Paul
Goble
Staunton, September 7 – “The
greatest social inequality [in Russia today] is between the capital and the
regions,” not only in terms of income, medical care, and opportunities but in
terms of life expectancy, IMEMO economist Yakov Mirkin says. On average today,
Muscovites live 12 years longer than do those in the regions and
republics.
Pay and opportunities in many
regions outside the cities are now so low, he continues, that most people can
do little more than go to work and then garden at home to make ends meet, a
situation that lands them in despair, a despair which “give rise to a lack of
desire to escape and even to a lack of trust in that possibility” (if24.ru/yakov-mirkin-borba-neravenstvo/).
As a result,
people are kept at a level of illiteracy in all respects, “a deficit of
knowledge. Sometimes it even seems,” the economist continues, that “we have begun
to move in the direction of archaic forms of life, when people are satisfied
with what they have to eat and wear and watch on television.”

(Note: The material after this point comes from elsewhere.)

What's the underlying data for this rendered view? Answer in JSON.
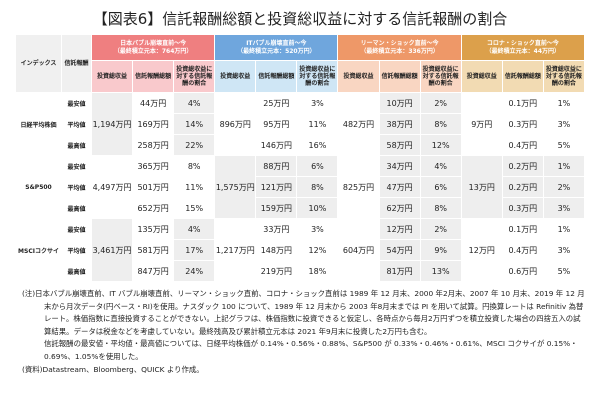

Such people may be easier to
control, but their existence in massive numbers prevents the country from
developing and means that Russia will fall further and further behind other
countries, almost all of whom display a greater aptitude for progress and a
significantly small gap between rich and poor.
But addressing that problem in
Russia’s case will be extremely difficult because it will require a reordering
of the entire political system, one that allows the regions and republics
greater flexibility and ends the hyper-centralization of Russian life that has
been true under tsars, commissars, and nominal democrats.